The 401K is a type of retirement plan, also sometimes called a cash or deferred arrangement plan (CODA). It is named after a section of the Internal Revenue Code. It means that you make contributions from your salary which are matched and paid for by your employer. There are many companies and non-profit organizations which can set up these plans for their employees.
The advantage of this plan is that you can make contributions which are pre-tax and the funds that you contribute are non-taxable until you make a withdrawal. The employer permits the employees who have the plan to defer payment of some of their compensation and they contribute those funds to the plan account.
The 401k retirement plans allow the employer to make contributions to the funds up to a maximum of 50%. Monies can also be paid to a profit sharing plan; as well as this the employer can make independent payment s towards the profit sharing plan. The most widely used plan of choice is called the participant-directed plan.
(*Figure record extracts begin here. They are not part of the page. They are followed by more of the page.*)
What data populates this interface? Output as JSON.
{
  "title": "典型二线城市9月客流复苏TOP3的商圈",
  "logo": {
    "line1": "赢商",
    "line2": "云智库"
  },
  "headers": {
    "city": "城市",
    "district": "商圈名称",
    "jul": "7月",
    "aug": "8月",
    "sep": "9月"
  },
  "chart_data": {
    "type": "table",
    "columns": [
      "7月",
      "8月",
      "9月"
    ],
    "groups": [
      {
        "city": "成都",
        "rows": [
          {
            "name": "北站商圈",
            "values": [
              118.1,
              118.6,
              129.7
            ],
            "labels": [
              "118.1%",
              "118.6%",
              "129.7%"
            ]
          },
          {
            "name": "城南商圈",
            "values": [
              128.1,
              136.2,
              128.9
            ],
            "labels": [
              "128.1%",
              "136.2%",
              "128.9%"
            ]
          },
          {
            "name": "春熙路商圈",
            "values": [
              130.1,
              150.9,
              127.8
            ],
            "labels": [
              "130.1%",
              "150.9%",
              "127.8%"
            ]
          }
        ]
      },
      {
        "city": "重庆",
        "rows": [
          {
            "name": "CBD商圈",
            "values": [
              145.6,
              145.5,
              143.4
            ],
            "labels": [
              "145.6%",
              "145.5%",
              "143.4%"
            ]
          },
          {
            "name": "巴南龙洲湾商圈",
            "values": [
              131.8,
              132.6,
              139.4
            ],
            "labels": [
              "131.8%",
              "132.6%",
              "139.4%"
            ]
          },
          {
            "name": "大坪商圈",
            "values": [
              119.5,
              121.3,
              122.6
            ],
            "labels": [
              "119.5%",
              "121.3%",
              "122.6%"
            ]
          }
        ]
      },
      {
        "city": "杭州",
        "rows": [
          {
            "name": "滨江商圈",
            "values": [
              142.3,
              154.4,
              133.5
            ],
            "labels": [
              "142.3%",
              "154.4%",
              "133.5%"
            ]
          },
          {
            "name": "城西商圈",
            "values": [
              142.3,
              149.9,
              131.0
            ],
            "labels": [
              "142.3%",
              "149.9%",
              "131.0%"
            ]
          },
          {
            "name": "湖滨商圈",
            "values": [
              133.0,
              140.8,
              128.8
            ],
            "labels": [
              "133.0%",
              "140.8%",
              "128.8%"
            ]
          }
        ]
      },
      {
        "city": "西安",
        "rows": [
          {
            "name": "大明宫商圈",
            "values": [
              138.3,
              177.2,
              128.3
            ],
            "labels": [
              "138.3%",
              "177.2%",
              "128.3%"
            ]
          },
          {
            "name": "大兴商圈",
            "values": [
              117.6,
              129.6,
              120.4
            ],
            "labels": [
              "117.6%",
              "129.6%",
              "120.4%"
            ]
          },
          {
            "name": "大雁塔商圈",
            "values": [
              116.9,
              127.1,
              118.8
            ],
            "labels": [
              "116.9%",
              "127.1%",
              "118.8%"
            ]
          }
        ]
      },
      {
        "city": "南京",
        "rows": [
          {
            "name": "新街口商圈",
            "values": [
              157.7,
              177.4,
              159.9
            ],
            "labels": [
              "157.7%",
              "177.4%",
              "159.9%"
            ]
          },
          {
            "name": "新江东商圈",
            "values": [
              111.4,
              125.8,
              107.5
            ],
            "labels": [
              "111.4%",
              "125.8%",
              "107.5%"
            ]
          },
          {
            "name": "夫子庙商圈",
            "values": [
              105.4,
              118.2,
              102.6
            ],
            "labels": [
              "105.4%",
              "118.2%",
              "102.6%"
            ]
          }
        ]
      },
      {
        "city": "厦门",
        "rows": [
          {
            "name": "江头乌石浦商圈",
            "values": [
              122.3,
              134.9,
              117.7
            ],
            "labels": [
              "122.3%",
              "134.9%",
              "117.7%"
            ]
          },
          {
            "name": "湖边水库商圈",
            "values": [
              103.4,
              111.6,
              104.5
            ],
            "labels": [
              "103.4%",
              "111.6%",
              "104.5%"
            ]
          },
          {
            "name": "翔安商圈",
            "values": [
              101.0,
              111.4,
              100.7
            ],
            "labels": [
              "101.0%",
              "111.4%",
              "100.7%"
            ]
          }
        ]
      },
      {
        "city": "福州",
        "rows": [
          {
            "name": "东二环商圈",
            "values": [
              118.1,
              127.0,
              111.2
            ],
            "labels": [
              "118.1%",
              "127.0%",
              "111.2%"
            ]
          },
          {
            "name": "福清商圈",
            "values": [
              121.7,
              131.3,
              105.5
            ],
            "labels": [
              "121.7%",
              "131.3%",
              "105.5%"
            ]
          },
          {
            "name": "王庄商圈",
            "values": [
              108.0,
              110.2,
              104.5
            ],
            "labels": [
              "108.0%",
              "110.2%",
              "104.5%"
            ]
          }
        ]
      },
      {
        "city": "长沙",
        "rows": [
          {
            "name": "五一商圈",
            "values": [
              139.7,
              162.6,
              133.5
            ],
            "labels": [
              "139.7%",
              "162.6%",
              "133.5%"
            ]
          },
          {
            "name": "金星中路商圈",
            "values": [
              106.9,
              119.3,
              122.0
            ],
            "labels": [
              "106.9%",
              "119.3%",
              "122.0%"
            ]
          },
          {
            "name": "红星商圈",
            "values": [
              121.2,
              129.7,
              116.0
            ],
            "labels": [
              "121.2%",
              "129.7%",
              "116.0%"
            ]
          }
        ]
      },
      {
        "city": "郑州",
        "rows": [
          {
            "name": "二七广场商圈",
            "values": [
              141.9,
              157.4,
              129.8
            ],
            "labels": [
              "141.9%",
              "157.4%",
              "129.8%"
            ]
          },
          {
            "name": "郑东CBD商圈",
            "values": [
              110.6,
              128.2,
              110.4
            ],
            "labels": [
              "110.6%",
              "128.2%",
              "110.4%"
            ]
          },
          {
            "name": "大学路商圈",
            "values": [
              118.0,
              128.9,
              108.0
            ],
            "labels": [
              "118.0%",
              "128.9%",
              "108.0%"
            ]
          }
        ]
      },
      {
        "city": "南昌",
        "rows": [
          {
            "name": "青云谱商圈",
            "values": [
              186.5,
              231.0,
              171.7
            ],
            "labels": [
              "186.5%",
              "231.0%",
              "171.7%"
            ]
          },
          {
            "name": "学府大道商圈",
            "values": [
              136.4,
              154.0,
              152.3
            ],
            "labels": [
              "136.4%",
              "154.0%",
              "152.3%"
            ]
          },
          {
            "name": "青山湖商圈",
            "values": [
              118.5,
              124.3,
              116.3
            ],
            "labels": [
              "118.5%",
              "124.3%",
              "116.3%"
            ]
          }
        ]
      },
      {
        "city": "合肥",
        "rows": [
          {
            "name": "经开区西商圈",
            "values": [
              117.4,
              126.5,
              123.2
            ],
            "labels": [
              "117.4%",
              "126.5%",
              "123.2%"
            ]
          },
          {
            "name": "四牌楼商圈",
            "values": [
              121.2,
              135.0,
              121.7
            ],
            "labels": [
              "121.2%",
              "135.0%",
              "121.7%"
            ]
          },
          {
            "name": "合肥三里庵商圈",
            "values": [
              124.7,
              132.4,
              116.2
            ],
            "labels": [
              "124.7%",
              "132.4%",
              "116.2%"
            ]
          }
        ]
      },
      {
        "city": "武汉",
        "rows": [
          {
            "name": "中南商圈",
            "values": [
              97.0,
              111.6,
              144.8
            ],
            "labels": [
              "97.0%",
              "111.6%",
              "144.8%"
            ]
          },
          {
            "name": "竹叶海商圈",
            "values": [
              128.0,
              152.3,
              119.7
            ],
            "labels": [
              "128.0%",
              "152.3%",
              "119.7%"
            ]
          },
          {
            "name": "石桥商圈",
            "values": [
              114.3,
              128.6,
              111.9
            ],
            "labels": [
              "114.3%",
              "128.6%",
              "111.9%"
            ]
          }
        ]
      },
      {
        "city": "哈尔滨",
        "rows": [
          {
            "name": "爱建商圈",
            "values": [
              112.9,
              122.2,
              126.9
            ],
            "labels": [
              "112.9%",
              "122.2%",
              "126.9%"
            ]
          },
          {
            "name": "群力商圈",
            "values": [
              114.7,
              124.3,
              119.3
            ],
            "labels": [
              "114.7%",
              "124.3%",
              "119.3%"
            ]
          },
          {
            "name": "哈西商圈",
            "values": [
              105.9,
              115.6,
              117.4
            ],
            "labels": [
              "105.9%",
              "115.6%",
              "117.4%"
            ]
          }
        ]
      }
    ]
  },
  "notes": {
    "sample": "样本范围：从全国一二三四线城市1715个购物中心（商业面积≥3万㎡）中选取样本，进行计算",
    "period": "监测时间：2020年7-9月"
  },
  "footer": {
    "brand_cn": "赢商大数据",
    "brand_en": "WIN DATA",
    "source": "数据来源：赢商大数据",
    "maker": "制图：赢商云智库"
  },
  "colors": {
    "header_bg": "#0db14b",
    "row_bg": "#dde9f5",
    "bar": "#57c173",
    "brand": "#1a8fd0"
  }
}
Some of the 401k retirement plans allow the chance for the employee to decide where the money goes whether it be to company, stock, the stock market or other types of investment choices.
The retirement plans are regulated by The Employment Benefits Security Administration. This is part of the U.S Department of Labor. Governments of the state prohibit their employees from having plans like the 401k retirement plan. Certain tax-exempt and private company employees that qualify can have the retirement plans. Self-employed people now also have the option to have one of these types of plans.
These plans have many advantages for the employee. Firstly, it gives them complete control over their investments. Employees can chose where the funds go and what use is made of it. Employees can also make payments to their retirement plan with pre-tax money, which means that they pay less tax and receive more on their salary check. If an employee changes jobs then the existing plan is simply moved over to the new company's plan.
It is possible to withdraw funds before the age of sixty, but these withdrawals may be liable for paying an excise tax. This retirement plan is a helpful option if you are having difficulties as it is possible to get a loan from the plan without having to pay tax on it. Some employers restrict the amount you can borrow from the plan and may ask for the partner to sign a release agreement, as the withdrawal affects them too. Another advantage of having this type of retirement plan is that as it is a personal investment plan it is covered by pension laws in the U.S. It also means that the savings cannot be used to pay creditors or be assigned to anyone else as it is the employees' personal plan.
It is advisable to be wary of rollovers relating to the 401k retirement plans. It is recommended that you gain all the information possible on the topic of rollovers before making any decisions.
The 401k retirement plan is one of the best options around in terms of saving for the day that you retire.